Amidst swirling rumors and reports, Emperor Matthias, purportedly alarmed by these disturbing claims, assigned Thurzó the task of probing into Báthory's activities. Thurzó, vested with substantial judicial and administrative authority, spearheaded this investigation, which included extensive testimonies from witnesses and survivors.

In December 1610, Thurzó apprehended Báthory and four of her supposed co-conspirators. Báthory was subsequently detained in her Csejte Castle, Hungary situated in modern-day Slovakia. Notably, while her accomplices faced trial and execution, Báthory herself was never formally tried. She was instead subjected to house arrest, a decision potentially swayed by her aristocratic status and the possible political repercussions of a public trial.

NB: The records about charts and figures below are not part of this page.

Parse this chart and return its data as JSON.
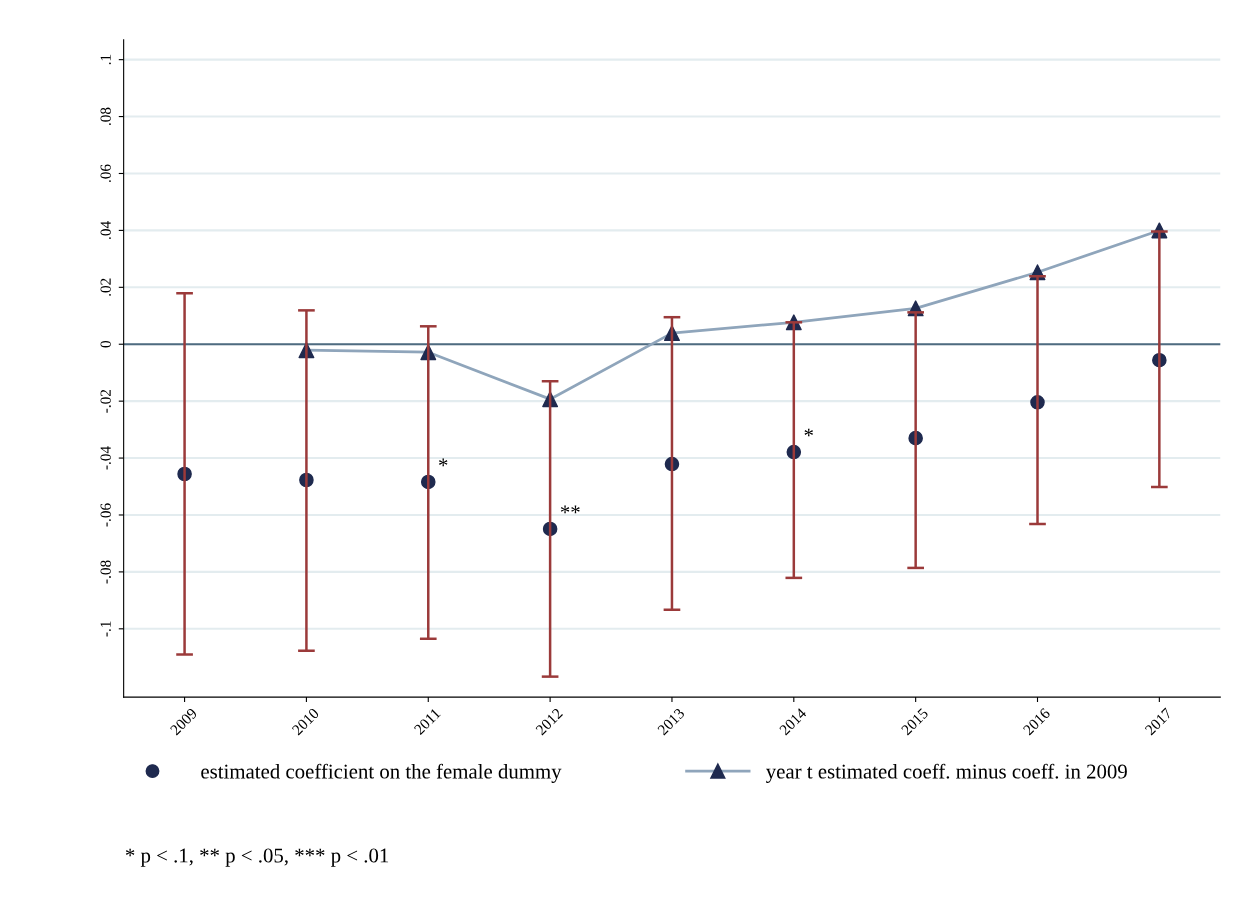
{
  "chart_data": {
    "type": "scatter",
    "categories": [
      "2009",
      "2010",
      "2011",
      "2012",
      "2013",
      "2014",
      "2015",
      "2016",
      "2017"
    ],
    "series": [
      {
        "name": "estimated coefficient on the female dummy",
        "marker": "circle",
        "color": "#1f2a4f",
        "values": [
          -0.0456,
          -0.0477,
          -0.0484,
          -0.0649,
          -0.0421,
          -0.0379,
          -0.033,
          -0.0204,
          -0.0056
        ],
        "errors": [
          [
            -0.109,
            0.0179
          ],
          [
            -0.1077,
            0.0119
          ],
          [
            -0.1035,
            0.0063
          ],
          [
            -0.1168,
            -0.013
          ],
          [
            -0.0933,
            0.0095
          ],
          [
            -0.0821,
            0.0077
          ],
          [
            -0.0786,
            0.0112
          ],
          [
            -0.0632,
            0.0239
          ],
          [
            -0.0502,
            0.0396
          ]
        ]
      },
      {
        "name": "year t estimated coeff. minus coeff. in 2009",
        "type": "line",
        "marker": "triangle",
        "color": "#8fa5bb",
        "values": [
          null,
          -0.0021,
          -0.0028,
          -0.0193,
          0.0039,
          0.0077,
          0.0126,
          0.0253,
          0.04
        ]
      }
    ],
    "ylim": [
      -0.124,
      0.107
    ],
    "yticks": [
      {
        "value": 0.1,
        "label": ".1"
      },
      {
        "value": 0.08,
        "label": ".08"
      },
      {
        "value": 0.06,
        "label": ".06"
      },
      {
        "value": 0.04,
        "label": ".04"
      },
      {
        "value": 0.02,
        "label": ".02"
      },
      0,
      {
        "value": -0.02,
        "label": "-.02"
      },
      {
        "value": -0.04,
        "label": "-.04"
      },
      {
        "value": -0.06,
        "label": "-.06"
      },
      {
        "value": -0.08,
        "label": "-.08"
      },
      {
        "value": -0.1,
        "label": "-.1"
      }
    ],
    "grid": "y",
    "ref_lines": [
      {
        "axis": "y",
        "value": 0,
        "color": "#4f6b80"
      }
    ],
    "legend": "bottom",
    "annotations": [
      {
        "text": "*",
        "x": "2011",
        "y": -0.0484
      },
      {
        "text": "**",
        "x": "2012",
        "y": -0.0649
      },
      {
        "text": "*",
        "x": "2014",
        "y": -0.0379
      },
      "* p < .1, ** p < .05, *** p < .01"
    ]
  }
}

Amidst these historical accounts, an alternative theory suggests that Thurzó might have framed Báthory. This theory posits that Thurzó, perhaps motivated by political or financial interests, manipulated evidence or testimonies against Báthory. Torture was notably used to obtain confessions and statements. Some historians speculate that her immense wealth and lands were appealing to her contemporaries, including Thurzó, who might have seen an opportunity in her downfall. This viewpoint adds another layer of intrigue to the case, underscoring the possibility of a conspiracy against Báthory.

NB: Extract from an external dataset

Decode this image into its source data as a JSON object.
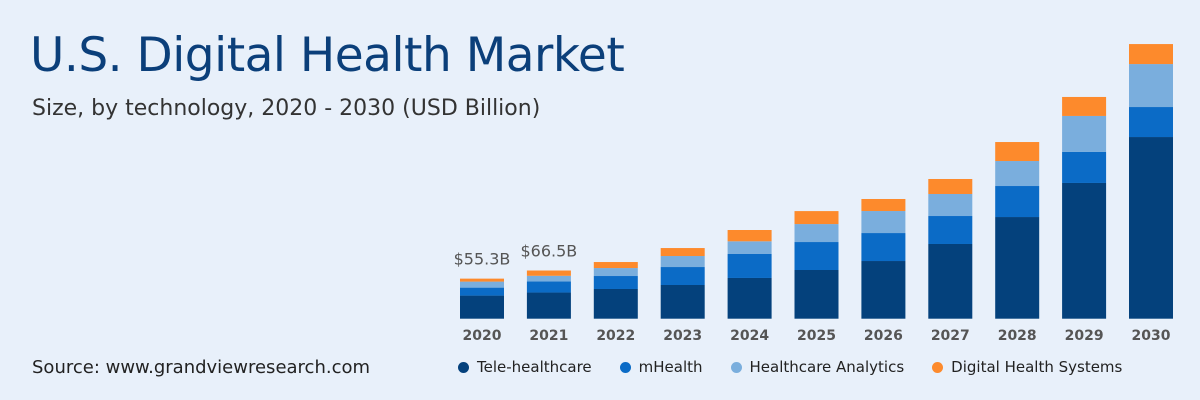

Thurzó's involvement in the Báthory affair, whether as a lawful investigator or as part of a larger scheme, signifies the intricate interplay of justice, politics, and personal agendas in early 17th-century Hungary. His actions in ending what was perceived as Báthory's criminal spree were crucial, yet they also illuminate the intricate dynamics of power among the Hungarian nobility, the monarchy, and the Habsburg dominion. This incident remains a significant chapter in Thurzó's career and the broader narrative of Central European history during this period.